ApplicationModule now exposes both getDirectDependencies(…) and getAllDependencies(…), the former as alias for the now deprecated getDependencies(…) for symmetry reasons. The latter recursively resolves transitive dependencies.
We now optimize the dependency analysis by skipping types residing java and javax packages as they're not relevant to our dependency arrangement model. A few additional optimizations in ApplicationModuleDependencies to avoid iterating over each establishing dependency if all we need to look at is the general module dependency arrangement.
Improve performance of ApplicationModule.contains(…) checks by checking whether the given type can even live inside the package space of the module.
We now expose ApplicationModuleSourceFactory as Spring Factories-based SPI interface to further contribute ApplicationModuleSource instances either from a provided root package subject for module detection through a (potentially customized) ApplicationModuleDetectionStrategy or by explicitly listing particular module base packages.
Documenter now remembers whether it has cleared the output directory so that multiple attempts to clear on one Documenter instance will not wipe the content previously generated on the same instance. All methods ultimately creating files trigger the one-time target folder wipe now.
Moved file system operations into the OutputFolder abstraction.
A couple of parameter renames for consistency.
When defining allowed application module dependencies to named interfaces, the asterisk can now be used to allow referencing all named interfaces declared by the target module.

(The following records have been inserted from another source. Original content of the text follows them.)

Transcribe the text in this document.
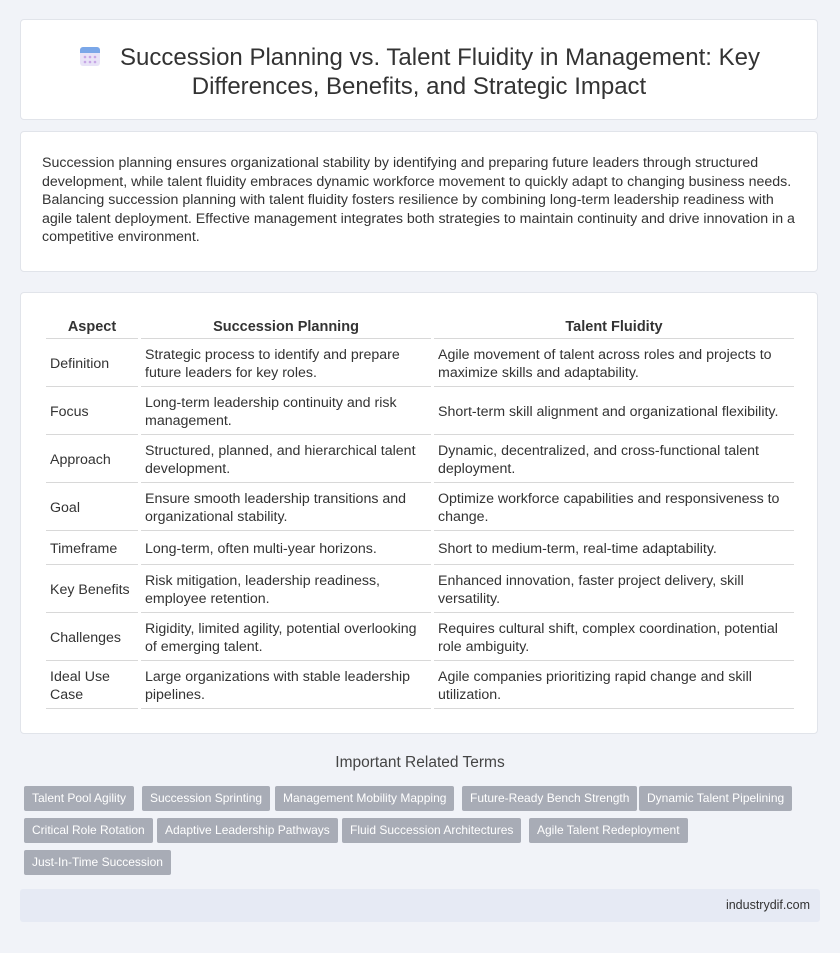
Succession Planning vs. Talent Fluidity in Management: Key Differences, Benefits, and Strategic Impact

Succession planning ensures organizational stability by identifying and preparing future leaders through structured development, while talent fluidity embraces dynamic workforce movement to quickly adapt to changing business needs. Balancing succession planning with talent fluidity fosters resilience by combining long-term leadership readiness with agile talent deployment. Effective management integrates both strategies to maintain continuity and drive innovation in a competitive environment.

Aspect	Succession Planning	Talent Fluidity
Definition	Strategic process to identify and prepare future leaders for key roles.	Agile movement of talent across roles and projects to maximize skills and adaptability.
Focus	Long-term leadership continuity and risk management.	Short-term skill alignment and organizational flexibility.
Approach	Structured, planned, and hierarchical talent development.	Dynamic, decentralized, and cross-functional talent deployment.
Goal	Ensure smooth leadership transitions and organizational stability.	Optimize workforce capabilities and responsiveness to change.
Timeframe	Long-term, often multi-year horizons.	Short to medium-term, real-time adaptability.
Key Benefits	Risk mitigation, leadership readiness, employee retention.	Enhanced innovation, faster project delivery, skill versatility.
Challenges	Rigidity, limited agility, potential overlooking of emerging talent.	Requires cultural shift, complex coordination, potential role ambiguity.
Ideal Use Case	Large organizations with stable leadership pipelines.	Agile companies prioritizing rapid change and skill utilization.
Important Related Terms
Talent Pool Agility	Succession Sprinting	Management Mobility Mapping	Future-Ready Bench Strength	Dynamic Talent Pipelining
Critical Role Rotation	Adaptive Leadership Pathways	Fluid Succession Architectures	Agile Talent Redeployment
Just-In-Time Succession
industrydif.com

Introduce @PackageInfo annotation to allow marking a types as alternative to Java's native package-info.java so that annotation lookups on a JavaPackage will also find annotations placed on that type. Useful to declare package scoped metadata like @ApplicationModule and @NamedInterface for languages that do not support packages well enough (read: Kotlin).

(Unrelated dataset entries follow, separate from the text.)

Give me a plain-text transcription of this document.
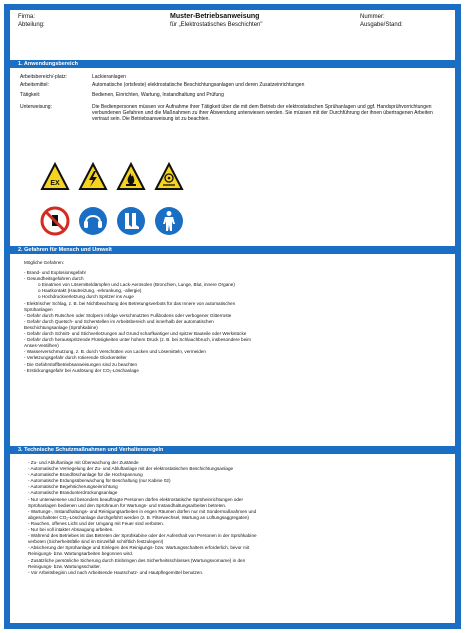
Firma:
Abteilung:
Muster-Betriebsanweisung
für „Elektrostatisches Beschichten"
Nummer:
Ausgabe/Stand:
1. Anwendungsbereich
Arbeitsbereich/-platz:	Lackieranlagen
Arbeitsmittel:	Automatische (ortsfeste) elektrostatische Beschichtungsanlagen und deren Zusatzeinrichtungen
Tätigkeit:	Bedienen, Einrichten, Wartung, Instandhaltung und Prüfung
Unterweisung:	Die Bedienpersonen müssen vor Aufnahme ihrer Tätigkeit über die mit dem Betrieb der elektrostatischen Sprühanlagen und ggf. Handsprühvorrichtungen verbundenen Gefahren und die Maßnahmen zu ihrer Abwendung unterwiesen werden. Sie müssen mit der Durchführung der ihnen übertragenen Arbeiten vertraut sein. Die Betriebsanweisung ist zu beachten.
EX
2. Gefahren für Mensch und Umwelt
Mögliche Gefahren:
- Brand- und Explosionsgefahr
- Gesundheitsgefahren durch
o Einatmen von Lösemitteldämpfen und Lack-Aerosolen (Bronchien, Lunge, Blut, innere Organe)
o Hautkontakt (Hautreizung, -erkrankung, -allergie)
o Hochdruckverletzung durch Spritzer ins Auge
- Elektrischer Schlag, z. B. bei Nichtbeachtung des Betretungsverbots für das Innere von automatischen
Sprühanlagen
- Gefahr durch Rutschen oder Stolpern infolge verschmutzten Fußbodens oder verbogener Gitterroste
- Gefahr durch Quetsch- und Scherstellen im Arbeitsbereich und innerhalb der automatischen
Beschichtungsanlage (Sprühkabine)
- Gefahr durch Schnitt- und Stichverletzungen auf Grund scharfkantiger und spitzer Bauteile oder Werkstücke
- Gefahr durch herausspritzende Flüssigkeiten unter hohem Druck (z. B. bei Schlauchbruch, insbesondere beim
Anses-Ventilhen)
- Wasserverschmutzung, z. B. durch Verschütten von Lacken und Lösemitteln, vermeiden
- Verletzungsgefahr durch rotierende Glockenteller
- Die Gefahrstoffbetriebsanweisungen sind zu beachten
- Erstickungsgefahr bei Auslösung der CO₂-Löschanlage
3. Technische Schutzmaßnahmen und Verhaltensregeln
- Zu- und Abluftanlage mit Überwachung der Zustände
- Automatische Verriegelung der Zu- und Abluftanlage mit der elektrostatischen Beschichtungsanlage
- Automatische Brandlöschanlage für die Hochspannung
- Automatische Erdungsüberwachung für Beschaltung (nur Kabine 02)
- Automatische Begehsicherungseinrichtung
- Automatische Brandunterdrückungsanlage
- Nur unterwiesene und besonders beauftragte Personen dürfen elektrostatische Sprüheinrichtungen oder
Sprühanlagen bedienen und den Sprühraum für Wartungs- und Instandhaltungsarbeiten betreten.
- Wartungs-, Instandhaltungs- und Reinigungsarbeiten in engen Räumen dürfen nur mit Sondermaßnahmen und
abgeschalteter CO₂-Löschanlage durchgeführt werden (z. B. Filterwechsel, Wartung an Lüftungsaggregaten)
- Rauchen, offenes Licht und der Umgang mit Feuer sind verboten.
- Nur bei voll intakter Absaugung arbeiten.
- Während des Betriebes ist das Betreten der Sprühkabine oder der Aufenthalt von Personen in der Sprühkabine
verboten (Sicherheitsfälle sind im Einzelfall schriftlich festzulegen!)
- Absicherung der Sprühanlage und Einlegen des Reinigungs- bzw. Wartungsschalters erforderlich, bevor mit
Reinigungs- bzw. Wartungsarbeiten begonnen wird.
- Zusätzliche persönliche Sicherung durch Einbringen des Sicherheitsschlosses (Wartungsvorname) in den
Reinigungs- bzw. Wartungsschalter.
- Vor Arbeitsbeginn und nach Arbeitsende Hautschutz- und Hautpflegemittel benutzen.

Spring Boot configures Hibernate Validator in a way that the latter looks up the components it needs to instantiate via the Spring container. That in turn then creates prototype instances of the types requested. This means, implementations of e.g. ConstraintValidator do not need to be explicitly marked as Spring beans, but could still declare dependencies to other Spring beans. If such a dependency crosses a module boundary, we currently fail to detect that implicitly established module dependency.
This is now fixed by considering ConstraintValidator implementations Spring beans implicitly in out bootstrap dependency analysis.

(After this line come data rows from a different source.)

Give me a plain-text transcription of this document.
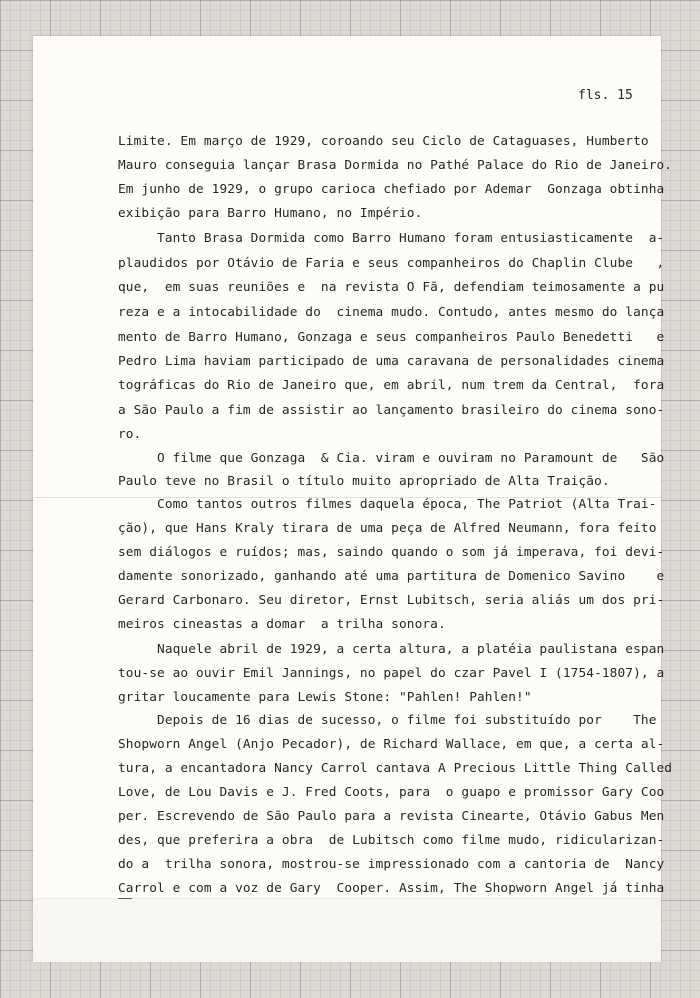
fls. 15
Limite. Em março de 1929, coroando seu Ciclo de Cataguases, Humberto
Mauro conseguia lançar Brasa Dormida no Pathé Palace do Rio de Janeiro.
Em junho de 1929, o grupo carioca chefiado por Ademar  Gonzaga obtinha
exibição para Barro Humano, no Império.
Tanto Brasa Dormida como Barro Humano foram entusiasticamente  a-
plaudidos por Otávio de Faria e seus companheiros do Chaplin Clube   ,
que,  em suas reuniões e  na revista O Fã, defendiam teimosamente a pu
reza e a intocabilidade do  cinema mudo. Contudo, antes mesmo do lança
mento de Barro Humano, Gonzaga e seus companheiros Paulo Benedetti   e
Pedro Lima haviam participado de uma caravana de personalidades cinema
tográficas do Rio de Janeiro que, em abril, num trem da Central,  fora
a São Paulo a fim de assistir ao lançamento brasileiro do cinema sono-
ro.
O filme que Gonzaga  & Cia. viram e ouviram no Paramount de   São
Paulo teve no Brasil o título muito apropriado de Alta Traição.
Como tantos outros filmes daquela época, The Patriot (Alta Trai-
ção), que Hans Kraly tirara de uma peça de Alfred Neumann, fora feito
sem diálogos e ruídos; mas, saindo quando o som já imperava, foi devi-
damente sonorizado, ganhando até uma partitura de Domenico Savino    e
Gerard Carbonaro. Seu diretor, Ernst Lubitsch, seria aliás um dos pri-
meiros cineastas a domar  a trilha sonora.
Naquele abril de 1929, a certa altura, a platéia paulistana espan
tou-se ao ouvir Emil Jannings, no papel do czar Pavel I (1754-1807), a
gritar loucamente para Lewis Stone: "Pahlen! Pahlen!"
Depois de 16 dias de sucesso, o filme foi substituído por    The
Shopworn Angel (Anjo Pecador), de Richard Wallace, em que, a certa al-
tura, a encantadora Nancy Carrol cantava A Precious Little Thing Called
Love, de Lou Davis e J. Fred Coots, para  o guapo e promissor Gary Coo
per. Escrevendo de São Paulo para a revista Cinearte, Otávio Gabus Men
des, que preferira a obra  de Lubitsch como filme mudo, ridicularizan-
do a  trilha sonora, mostrou-se impressionado com a cantoria de  Nancy
Carrol e com a voz de Gary  Cooper. Assim, The Shopworn Angel já tinha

We now explicitly exclude classes generated by Spring AOT in the architectural model. For technical reasons, they might introduce dependencies to application components considered module internals otherwise. Also, proxies generated do not need to be considered either.
We now create artificial root application modules for all root packages to detect violations (for example, types located in root packages referring to module-internal types).